In the fish fed NOPAP⁺, the fillet yield was higher, with a mean value of 41.2%, probably because NOPAP⁺ was enriched with Super Prime fishmeal and krill meal, which are known to produce better growth characteristics [34]. Interestingly, the alternative diets, PAP (39%) and NOPAP (38%), indicate no significant differences to the control-diet-fed fish (38%), resulting in the conclusion that the alternative formulation concepts do not negatively affect the fillet yield.

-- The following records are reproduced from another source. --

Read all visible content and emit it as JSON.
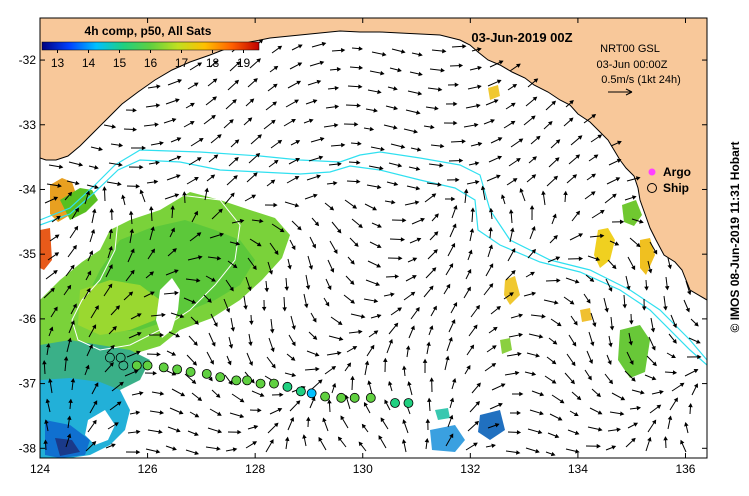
{
  "title": "4h comp, p50, All Sats",
  "date_title": "03-Jun-2019 00Z",
  "colorbar": {
    "ticks": [
      "13",
      "14",
      "15",
      "16",
      "17",
      "18",
      "19"
    ],
    "values": [
      13,
      14,
      15,
      16,
      17,
      18,
      19
    ],
    "min": 12.5,
    "max": 19.5,
    "colors": [
      "#000080",
      "#0040ff",
      "#00c0ff",
      "#20d080",
      "#60d040",
      "#c0e020",
      "#ffc000",
      "#ff6000",
      "#c00000"
    ]
  },
  "current_info": {
    "line1": "NRT00 GSL",
    "line2": "03-Jun 00:00Z",
    "line3": "0.5m/s (1kt 24h)"
  },
  "legend": {
    "argo": "Argo",
    "ship": "Ship"
  },
  "credit": "© IMOS 08-Jun-2019 11:31 Hobart",
  "axes": {
    "lon_ticks": [
      "124",
      "126",
      "128",
      "130",
      "132",
      "134",
      "136"
    ],
    "lon_values": [
      124,
      126,
      128,
      130,
      132,
      134,
      136
    ],
    "lat_ticks": [
      "-32",
      "-33",
      "-34",
      "-35",
      "-36",
      "-37",
      "-38"
    ],
    "lat_values": [
      -32,
      -33,
      -34,
      -35,
      -36,
      -37,
      -38
    ],
    "lon_range": [
      124,
      136.4
    ],
    "lat_range": [
      -38.15,
      -31.35
    ]
  },
  "ship_obs": [
    {
      "lon": 125.3,
      "lat": -36.6,
      "temp": null
    },
    {
      "lon": 125.5,
      "lat": -36.6,
      "temp": null
    },
    {
      "lon": 125.55,
      "lat": -36.72,
      "temp": null
    },
    {
      "lon": 125.8,
      "lat": -36.72,
      "temp": 16.3
    },
    {
      "lon": 126.0,
      "lat": -36.72,
      "temp": 16.3
    },
    {
      "lon": 126.3,
      "lat": -36.75,
      "temp": 16.4
    },
    {
      "lon": 126.55,
      "lat": -36.78,
      "temp": 16.2
    },
    {
      "lon": 126.8,
      "lat": -36.82,
      "temp": 16.1
    },
    {
      "lon": 127.1,
      "lat": -36.85,
      "temp": 16.2
    },
    {
      "lon": 127.35,
      "lat": -36.9,
      "temp": 16.0
    },
    {
      "lon": 127.65,
      "lat": -36.95,
      "temp": 16.0
    },
    {
      "lon": 127.85,
      "lat": -36.95,
      "temp": 16.0
    },
    {
      "lon": 128.1,
      "lat": -37.0,
      "temp": 15.9
    },
    {
      "lon": 128.35,
      "lat": -37.0,
      "temp": 15.8
    },
    {
      "lon": 128.6,
      "lat": -37.05,
      "temp": 15.5
    },
    {
      "lon": 128.85,
      "lat": -37.12,
      "temp": 15.2
    },
    {
      "lon": 129.05,
      "lat": -37.15,
      "temp": 14.6
    },
    {
      "lon": 129.3,
      "lat": -37.2,
      "temp": 15.8
    },
    {
      "lon": 129.6,
      "lat": -37.22,
      "temp": 16.0
    },
    {
      "lon": 129.85,
      "lat": -37.22,
      "temp": 16.0
    },
    {
      "lon": 130.15,
      "lat": -37.22,
      "temp": 16.0
    },
    {
      "lon": 130.6,
      "lat": -37.3,
      "temp": 15.3
    },
    {
      "lon": 130.85,
      "lat": -37.3,
      "temp": 15.3
    }
  ]
}
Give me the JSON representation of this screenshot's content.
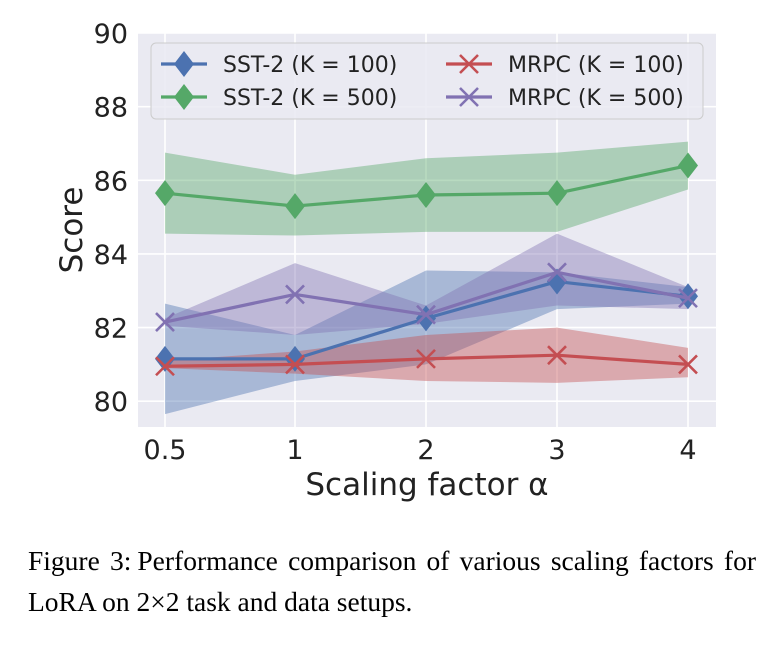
{
  "caption": {
    "label": "Figure 3:",
    "text": "Performance comparison of various scaling factors for LoRA on 2×2 task and data setups."
  },
  "chart_data": {
    "type": "line",
    "xlabel": "Scaling factor α",
    "ylabel": "Score",
    "x": [
      0.5,
      1,
      2,
      3,
      4
    ],
    "x_tick_labels": [
      "0.5",
      "1",
      "2",
      "3",
      "4"
    ],
    "ylim": [
      79.3,
      90
    ],
    "y_ticks": [
      80,
      82,
      84,
      86,
      88,
      90
    ],
    "grid": true,
    "legend_position": "top",
    "series": [
      {
        "name": "SST-2 (K = 100)",
        "color": "#4c72b0",
        "marker": "diamond",
        "values": [
          81.15,
          81.15,
          82.25,
          83.25,
          82.85
        ],
        "band_low": [
          79.65,
          80.55,
          81.0,
          82.5,
          82.65
        ],
        "band_high": [
          82.65,
          81.8,
          83.55,
          83.5,
          83.1
        ]
      },
      {
        "name": "SST-2 (K = 500)",
        "color": "#55a868",
        "marker": "diamond",
        "values": [
          85.65,
          85.3,
          85.6,
          85.65,
          86.4
        ],
        "band_low": [
          84.55,
          84.5,
          84.6,
          84.6,
          85.75
        ],
        "band_high": [
          86.75,
          86.15,
          86.6,
          86.75,
          87.05
        ]
      },
      {
        "name": "MRPC (K = 100)",
        "color": "#c44e52",
        "marker": "x",
        "values": [
          80.95,
          81.0,
          81.15,
          81.25,
          81.0
        ],
        "band_low": [
          80.9,
          80.75,
          80.55,
          80.5,
          80.65
        ],
        "band_high": [
          81.1,
          81.35,
          81.8,
          82.0,
          81.45
        ]
      },
      {
        "name": "MRPC (K = 500)",
        "color": "#8172b2",
        "marker": "x",
        "values": [
          82.15,
          82.9,
          82.35,
          83.5,
          82.8
        ],
        "band_low": [
          82.05,
          81.8,
          82.1,
          82.6,
          82.5
        ],
        "band_high": [
          82.25,
          83.75,
          82.6,
          84.55,
          83.1
        ]
      }
    ]
  }
}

Sensory attributes are the most crucial factor for consumers, and the results of this study indicate that the control diet can be replaced by more sustainable alternatives (PAP and NOPAP) without affecting sensory attributes. According to the literature, softness, juice separation, taste, and smell are the most relevant attributes for consumers [51]. In this study, those attributes were not affected by alternative-diet-fed fish, in accordance with the recent literature for seabass (D. labrax) [50,52], greater amberjack (Seriola dumerili) [41], and gilthead seabream (Sparus aurata) [53]. The health benefits of fish from recirculation systems are apparent. This study shows that the values for fatty acids and the low toxic elements could encourage consumers to buy more fish. In addition, this health advantage of fish products does not fall in favor of a negative correlation between taste or consistency. This can be seen as a success for the effort to develop alternative and more sustainable feed concepts without losing sensory attributes. From an ecological point of view, the introduction of sustainable feeds is essential, but the economic difference between feeds should also be considered.

The most crucial factor in selecting new feed is to calculate the costs right from the beginning to the farm. This study tested four different feed concepts that could potentially replace the commercial feed for seabass. However, the raw materials used here were selected on an experimental basis, making estimating costs impossible due to excessive imprecision. By-products from the circular economy and artificially enriched algae were utilized for the sustainable ingredients in our diets. These are currently only used on a scientific basis and not commercially so that no realistic cost assumptions can be calculated. For the future, it would, therefore, be essential to make the by-products (such as fish hydrolysates from aquacultures) as well as enriched algae for fish feed available for commercial use.

5. Conclusions

This study shows that alternative diets using emerging and novel plant and animal-derived protein sources (both terrestrial and aquaculture by-products) have comparable performance to current commercial seabass feeds while being more sustainable. The fish welfare and sensory quality, which seem to be the strongest drivers for consumer appreciation, were not negatively affected by more sustainable feed concepts in which FM, FO, and soy products were replaced by several alternative ingredients (NOPAP and PAP). Furthermore, the PAP and NOPAP diets additionally had these traditional ingredients replaced by agro-industry, fisheries, and aquaculture by-products, to get into the direction of circular economies. The usage of aquaculture by-products in comparison to commercial FM has far less transportation distances (as it is usually reused at the same site) and additionally recycles the resources at hand, which make the overall production more eco-friendly. Therefore, this study provides evidence that alternative diets can successfully replace commercial diets for European seabass. The transfer to more sustainable diets would positively affect the consumers’ attitude towards farmed fish (better sustainability with the same welfare and sensory status) and the fish farmers’ potential for further sustainable and circular-economy-driven industrial growth. The recommendation for future feed formulations for farmed European seabass would be to replace the FM completely with hydrolysates, exchange the SBM with more sustainable plants, such as wheat and enriched algae, and add agriculture by-products, such as feather meal, etc., for a better mineral composition and digestibility.